It would be the deal of the decade, although for some semiconductor industry observers, it borders on extreme speculation.
As opinion abounds about Advanced Micro Devices Inc.'s future, some analysts see it playing out this way: Nvidia Corp.'s Jen-Hsun Huang swoops in and sweeps aside regulatory hurdles, x86 licensing issues, and howls of protest from customers and rival suitors to rescue AMD and secure his company's future in the graphics processor market.
Huang, president, CEO and co-founder of Nvidia, isn't commenting and his company hasn't made public overtures to AMD. Yet, industry observers count Nvidia among the companies that could conceivably acquire AMD. Others include IBM—a technology partner of AMD, but a company that chairman and CEO Sam Palmisano has been steering away from technology hardware and toward software and services; Samsung Electronics; and a bunch of private equity firms.
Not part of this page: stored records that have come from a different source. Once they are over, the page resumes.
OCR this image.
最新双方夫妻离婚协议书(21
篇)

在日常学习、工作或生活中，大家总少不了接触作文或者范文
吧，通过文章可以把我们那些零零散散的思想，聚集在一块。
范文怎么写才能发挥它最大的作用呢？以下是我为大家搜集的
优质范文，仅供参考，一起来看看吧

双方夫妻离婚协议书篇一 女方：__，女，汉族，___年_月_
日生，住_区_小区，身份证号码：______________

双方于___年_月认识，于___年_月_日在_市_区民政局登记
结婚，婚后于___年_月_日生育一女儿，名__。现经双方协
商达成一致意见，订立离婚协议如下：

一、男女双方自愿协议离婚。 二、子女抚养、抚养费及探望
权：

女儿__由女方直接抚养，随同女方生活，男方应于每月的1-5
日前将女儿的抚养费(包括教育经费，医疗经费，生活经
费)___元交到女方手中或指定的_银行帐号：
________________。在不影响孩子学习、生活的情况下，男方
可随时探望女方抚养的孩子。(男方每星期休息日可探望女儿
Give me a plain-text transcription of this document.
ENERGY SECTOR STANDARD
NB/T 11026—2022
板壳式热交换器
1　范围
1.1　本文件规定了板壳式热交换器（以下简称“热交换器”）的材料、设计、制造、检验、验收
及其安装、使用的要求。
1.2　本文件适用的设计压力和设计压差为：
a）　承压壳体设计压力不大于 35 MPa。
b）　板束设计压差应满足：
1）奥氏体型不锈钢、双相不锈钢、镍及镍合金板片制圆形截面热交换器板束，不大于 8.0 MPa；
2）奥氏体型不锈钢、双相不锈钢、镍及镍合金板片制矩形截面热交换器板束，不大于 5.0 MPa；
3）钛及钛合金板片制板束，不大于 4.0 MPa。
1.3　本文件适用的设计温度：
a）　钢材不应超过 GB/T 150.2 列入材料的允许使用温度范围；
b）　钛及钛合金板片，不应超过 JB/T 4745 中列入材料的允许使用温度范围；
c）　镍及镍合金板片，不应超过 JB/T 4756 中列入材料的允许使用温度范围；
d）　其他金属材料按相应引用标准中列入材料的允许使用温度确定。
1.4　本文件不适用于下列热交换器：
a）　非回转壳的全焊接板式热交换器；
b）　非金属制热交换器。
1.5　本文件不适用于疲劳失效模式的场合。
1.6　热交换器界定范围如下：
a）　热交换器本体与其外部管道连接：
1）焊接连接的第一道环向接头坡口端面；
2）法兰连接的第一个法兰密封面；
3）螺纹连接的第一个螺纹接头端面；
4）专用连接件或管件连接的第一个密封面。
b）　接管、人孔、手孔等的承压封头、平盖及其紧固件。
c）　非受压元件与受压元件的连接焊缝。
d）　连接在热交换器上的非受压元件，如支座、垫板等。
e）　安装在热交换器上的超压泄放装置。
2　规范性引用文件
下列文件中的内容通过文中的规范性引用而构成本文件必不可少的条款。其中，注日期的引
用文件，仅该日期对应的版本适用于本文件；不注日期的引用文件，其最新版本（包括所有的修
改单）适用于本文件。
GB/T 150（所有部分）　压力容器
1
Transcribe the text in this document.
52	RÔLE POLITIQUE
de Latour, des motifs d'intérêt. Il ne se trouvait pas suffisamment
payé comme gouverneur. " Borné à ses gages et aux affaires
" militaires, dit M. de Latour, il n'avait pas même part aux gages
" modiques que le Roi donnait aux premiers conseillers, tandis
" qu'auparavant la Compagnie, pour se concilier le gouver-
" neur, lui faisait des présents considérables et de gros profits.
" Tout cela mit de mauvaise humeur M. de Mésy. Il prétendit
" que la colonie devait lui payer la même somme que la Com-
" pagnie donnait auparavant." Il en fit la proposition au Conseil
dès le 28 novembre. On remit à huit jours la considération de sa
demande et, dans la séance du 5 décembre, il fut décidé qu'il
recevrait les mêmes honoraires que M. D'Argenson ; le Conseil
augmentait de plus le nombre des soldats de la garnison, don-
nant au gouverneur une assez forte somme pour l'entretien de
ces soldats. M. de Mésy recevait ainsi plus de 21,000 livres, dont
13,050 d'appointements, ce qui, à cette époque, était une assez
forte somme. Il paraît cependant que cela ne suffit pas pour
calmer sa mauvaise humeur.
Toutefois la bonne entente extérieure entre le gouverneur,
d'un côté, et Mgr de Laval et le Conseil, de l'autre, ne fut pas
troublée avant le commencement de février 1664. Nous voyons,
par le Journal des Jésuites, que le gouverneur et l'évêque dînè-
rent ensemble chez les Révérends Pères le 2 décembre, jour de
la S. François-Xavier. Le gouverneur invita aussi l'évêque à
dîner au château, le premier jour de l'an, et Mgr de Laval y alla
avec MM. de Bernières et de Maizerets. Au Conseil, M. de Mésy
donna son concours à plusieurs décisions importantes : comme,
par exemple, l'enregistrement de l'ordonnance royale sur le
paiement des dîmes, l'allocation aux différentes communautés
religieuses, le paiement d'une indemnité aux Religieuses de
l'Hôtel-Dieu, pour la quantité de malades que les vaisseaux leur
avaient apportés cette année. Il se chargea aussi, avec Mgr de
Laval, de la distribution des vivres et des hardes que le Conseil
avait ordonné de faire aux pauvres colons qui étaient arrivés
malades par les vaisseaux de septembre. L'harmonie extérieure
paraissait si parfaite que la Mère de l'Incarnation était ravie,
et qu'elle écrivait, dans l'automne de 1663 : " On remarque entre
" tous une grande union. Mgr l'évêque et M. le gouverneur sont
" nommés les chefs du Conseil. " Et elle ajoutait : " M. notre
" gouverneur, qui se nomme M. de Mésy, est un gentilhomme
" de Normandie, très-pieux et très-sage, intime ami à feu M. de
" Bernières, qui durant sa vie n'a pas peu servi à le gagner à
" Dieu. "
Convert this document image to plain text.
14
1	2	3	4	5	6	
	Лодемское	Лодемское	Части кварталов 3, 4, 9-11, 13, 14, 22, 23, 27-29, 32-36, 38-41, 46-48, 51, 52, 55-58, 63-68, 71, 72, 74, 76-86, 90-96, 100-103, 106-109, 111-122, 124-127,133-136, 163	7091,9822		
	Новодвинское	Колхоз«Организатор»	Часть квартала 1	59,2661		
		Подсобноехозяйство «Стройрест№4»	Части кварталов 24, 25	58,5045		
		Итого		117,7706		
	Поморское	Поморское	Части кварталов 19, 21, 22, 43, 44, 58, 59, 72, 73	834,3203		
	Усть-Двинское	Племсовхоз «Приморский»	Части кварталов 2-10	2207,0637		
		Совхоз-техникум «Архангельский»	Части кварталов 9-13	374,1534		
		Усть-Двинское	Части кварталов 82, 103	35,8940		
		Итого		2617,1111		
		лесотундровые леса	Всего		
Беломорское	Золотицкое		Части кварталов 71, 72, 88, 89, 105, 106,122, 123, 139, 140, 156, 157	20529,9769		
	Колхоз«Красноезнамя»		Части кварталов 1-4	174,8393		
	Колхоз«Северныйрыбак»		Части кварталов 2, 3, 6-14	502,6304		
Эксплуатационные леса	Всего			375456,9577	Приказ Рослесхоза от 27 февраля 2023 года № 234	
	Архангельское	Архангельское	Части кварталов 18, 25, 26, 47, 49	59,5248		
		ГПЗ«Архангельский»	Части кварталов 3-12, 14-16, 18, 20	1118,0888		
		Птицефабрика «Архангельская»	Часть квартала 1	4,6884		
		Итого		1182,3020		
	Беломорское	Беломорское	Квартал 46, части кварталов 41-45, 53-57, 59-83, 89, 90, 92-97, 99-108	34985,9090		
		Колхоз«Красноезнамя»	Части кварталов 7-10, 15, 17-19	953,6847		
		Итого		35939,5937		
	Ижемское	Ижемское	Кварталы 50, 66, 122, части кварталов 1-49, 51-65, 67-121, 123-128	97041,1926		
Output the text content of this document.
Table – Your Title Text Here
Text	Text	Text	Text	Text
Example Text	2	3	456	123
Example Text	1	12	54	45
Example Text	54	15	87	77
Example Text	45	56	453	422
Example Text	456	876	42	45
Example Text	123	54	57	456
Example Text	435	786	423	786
Indian investors have also been mentioned as possble suitors.
Financing the transaction might be problematic in today's tight lending market, and the assumption of more than $5 billion in AMD debt could spark a shareholder revolt at Nvidia. Additionally, Nvidia would be taking on AMD's manufacturing problems and becoming a direct rival of Intel Corp., one of the industry's better-financed and toughest competitors.
Despite the long string of potential problems, analysts and industry observers insist that the idea of Nvidia purchasing AMD has significant merit. For one, the merger would help fill glaring holes in their respective operations and give the combined company a better chance of survival through the pooling of product and financial resources.
"If you look structurally at the industry, something has to give in terms of product positions at both Nvidia and AMD," said Doug Freedman, an analyst at American Technology Research. "The problems related to such a deal can be overcome."
Several industry players in Silicon Valley are rooting for an Nvidia-AMD merger. George Haber, a serial entrepreneur in Silicon Valley who has served on the boards of Zoran and 3dfx, said the move "would be good for AMD shareholders" and "would present "the most severe challenge" for Intel.
Haber said he arrived at that conclusion because he knows Huang personally, not because he has a financial interest in either company.
"Jen-Hsun [Huang], just like [Steve] Jobs, [Larry] Ellison, [John] Chambers and a few others, has an enormous passion and drive for what he does, and that passion or even obsession is the source of his success," he said. "[Successful CEOs] are like poets and artist that inspire, innovate and create. ... such passion is often replaced at many public companies by the financial greed of bureaucrats or smart MBAs with no real experience."
Nvidia did not respond to requests for comment, but in the past it has acknowledged the growing challenges it faces as AMD and Intel push for platform or integrated graphics solutions rather than the standalone, discrete graphics that account for the bulk of Nvidia's sales.
"As Intel and AMD continue to pursue platform solutions, we may not be able to successfully compete and our business would be negatively impacted," Nvidia stated in a recent quarterly filing with the U.S. Securities and Exchange Commission.
Concern about Nvidia's ability to integrate the x86 processor into its graphics core is driving calls for the company to consider purchasing AMD. However, no one would even suggest such a transaction had AMD's stock price not fallen so sharply over the last year or so.
Nvidia, with $4 billion in annual revenue, is smaller than AMD, which in 2007 recorded revenue of $6 billion. But Nvidia is considered a faster-growing company and has a market value about three times that of AMD. On Tuesday, Feb. 26, Nvidia's shares closed at $22.50, giving it a market value of $12.5 billion, compared with $4.1 billion for AMD on the same day.
"That theory gets floated typically when AMD's stock price is down," said an industry observer, who declined to be named. "How Nvidia might get access to x86 processor is the key issue. There are other ways for them to do this than by buying AMD."
AMD has its share of difficulties. Its acquisition of ATI was supposed to help it better compete with Intel, but ironically, it also strengthened Nvidia, increasing its market share and resulting in the double-digit revenue growth that boosted Nvidia's stock price.
Struggling with integration issues, AMD-ATI saw its share of the discrete graphics IC market slip to 33 percent in fourth-quarter 2007, from 45 percent in the year-ago quarter, while Nvidia's share surged to 67 percent, from 54 percent, according to Mercury Research.
Had ATI remained an independent entity, it is possible that it would be mentioned today as a potential buyer for AMD. ATI was purchased for $5.6 billion in cash and stock in October 2006, but AMD's current market value is below that dollar amount.
With zero debt, almost $2 billion in cash at the end of its fiscal year on Jan. 27, and a loftier stock value, Nvidia could possibly finance the acquisition of AMD, although the transaction would greatly increase its debt-equity ratio. To close the deal, Nvidia would have to offer a hefty premium to AMD's stock price—possibly 50 percent or more—and assume responsibility for AMD's $5 billion in long-term debt.